ライフワーク

4月の話ですが。

私、スペイン音楽ピアノ演奏講座、というのを受けておりますが、昨年2021年度は受け始めて10年という記念の年でした。講座は5月〜翌年の3月で一区切りなので、今はもう11年目の講座に突入しております。

そして、その年の講座が終わると4月に修了コンサートをやっています。そのコンサートも10回目ということで、この前の4月17日に行われたのでした♫

すっかりその報告もせずに、記念なのにスルーかよ、と自分で突然気がついて。(^^;)せっかく素晴らしいコンサートだったのに(あ、これは見に来てくれた友人の率直な感想)、このまま忘れてしまってはいけない、と今になって振り返ってみます。m(_ _)m

テーマはアルベニスの「イベリア」でした。彼の作品の中でも最高峰の傑作!何年か前は、自分に弾けるわけない、と拒否の感情が先に立ってしまい、まともに聴くことすらしなかった…しかしついに!飛び込んでみることになり、どんどんその曲の魅力にハマり込みました!この経験は嬉しいものでした✨

私は「エル・アルバイシン」という曲を選びました。先生が取り掛かりやすい順に示して下さった一覧から、もちろん一番弾きやすいものだったから。それと、しょっちゅう出てくるモチーフのメロディーが、「〇〇サーン」と私の上の名前を呼んでるみたいに聞こえる!という講座仲間の言葉に乗っかったのもあります(^^)

ホールが良かったことも大きいかもしれませんが、本当に初めてくらいに、落ち着いてほぼ思い通りに弾けた本番でした。これも素直に嬉しい経験です。このところ身体も前より力まなくなり、ポンコツのお手手をそれなりにコントロールする意識とすべもついてきました。だから心が音楽に集中出来たのかもしれません。揺禅の効果…? があるのかはまだ確信ありませんが、演奏には身体が大事なのは確かです!

もう一つ確信したのは、このコンサートは、決して一般受けをする内容ではないけれど、芸術を伝える素晴らしいものだということ。下山先生の分かりやすく深い解説と、それぞれが真摯に作品の表現に向き合った演奏。エンターテインメントではないのです。でも、それこそ聞き応えがあって楽しいに違いありません。

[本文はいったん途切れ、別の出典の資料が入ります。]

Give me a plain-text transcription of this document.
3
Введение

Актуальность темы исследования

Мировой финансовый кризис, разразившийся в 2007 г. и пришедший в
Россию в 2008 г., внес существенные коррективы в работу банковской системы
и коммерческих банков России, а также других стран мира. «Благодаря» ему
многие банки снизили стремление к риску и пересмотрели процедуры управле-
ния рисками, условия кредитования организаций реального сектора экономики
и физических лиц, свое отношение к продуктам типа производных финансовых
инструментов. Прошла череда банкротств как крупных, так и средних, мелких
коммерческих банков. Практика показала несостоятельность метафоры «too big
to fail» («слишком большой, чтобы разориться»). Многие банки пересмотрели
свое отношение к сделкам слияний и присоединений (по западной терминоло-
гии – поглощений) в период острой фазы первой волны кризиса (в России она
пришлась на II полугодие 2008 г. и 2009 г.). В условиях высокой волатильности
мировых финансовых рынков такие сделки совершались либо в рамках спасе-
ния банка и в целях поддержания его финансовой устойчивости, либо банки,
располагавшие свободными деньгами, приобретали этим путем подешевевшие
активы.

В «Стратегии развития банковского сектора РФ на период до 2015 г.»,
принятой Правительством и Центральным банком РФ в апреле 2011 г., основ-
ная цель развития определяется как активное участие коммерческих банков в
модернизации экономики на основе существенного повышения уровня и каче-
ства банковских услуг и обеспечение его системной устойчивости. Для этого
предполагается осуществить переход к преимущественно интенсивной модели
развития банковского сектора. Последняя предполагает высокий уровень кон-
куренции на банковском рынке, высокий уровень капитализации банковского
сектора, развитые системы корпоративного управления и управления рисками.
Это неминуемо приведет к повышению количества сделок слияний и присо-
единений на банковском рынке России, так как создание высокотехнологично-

10年経って分かる価値ある活動をして下さっている下山静香先生には、改めて感服いたします。自分もこの勉強をライフワークとして真摯に取り組んでいきたいと思います。

5月の例会

下書きのまま時間が経ってしまって💧まあいいか。

先日の日本スペイン音楽学会の例会は、とても興味深かった。

グラナドス自身の演奏が私たちに伝えてくれるもの、についてのお話。

ピアニストとして楽曲に向き合った時、どのような演奏をするべきか。いつの間にか、こうあるべきというような“正統性”に囚われ過ぎてこなかったか。ある名演をお手本のようにすることがまるで正しいように、それこそがスペイン的であるかのように思ってしまっていないだろうか。

グラナドスの演奏は、もう少し自由でおおらかだったりロマンティックだったりテンポも遅かったり。でも、とても素敵だ。そこから学び取れるもの、演奏に生かせるものはないか?もっと多様な表現はないだろうか。

要約するとそのような内容だったかと思う。とてもとても耳の痛いお話である。グラナドス作品に限らず、巨匠と言われるピアニストの演奏を聞いて、こうすべきなのかな、と何も考えず寄せてしまうこと、すごくある・・・そして寄せただけで終わってしまったり、模倣が目標になってしまったり。〇〇はこうあるべきでしょう?みたいな考え方から抜け出せなかったり、よくしてたと思う...

幸い、色々な感動の経験を積んで年を重ねるとアタマも柔軟になってくるもので、今はこうしなければならない、という考え方はずいぶん無くなってきているが。

でもいつも気をつけて心に留めておきたいと思う。表現の仕方は決まった正しいものがあるのではないということ。演奏者一人ひとりが考えて作る音楽がないと、良いものにならないこと。

そんなことを考えさせてくれた講義でした。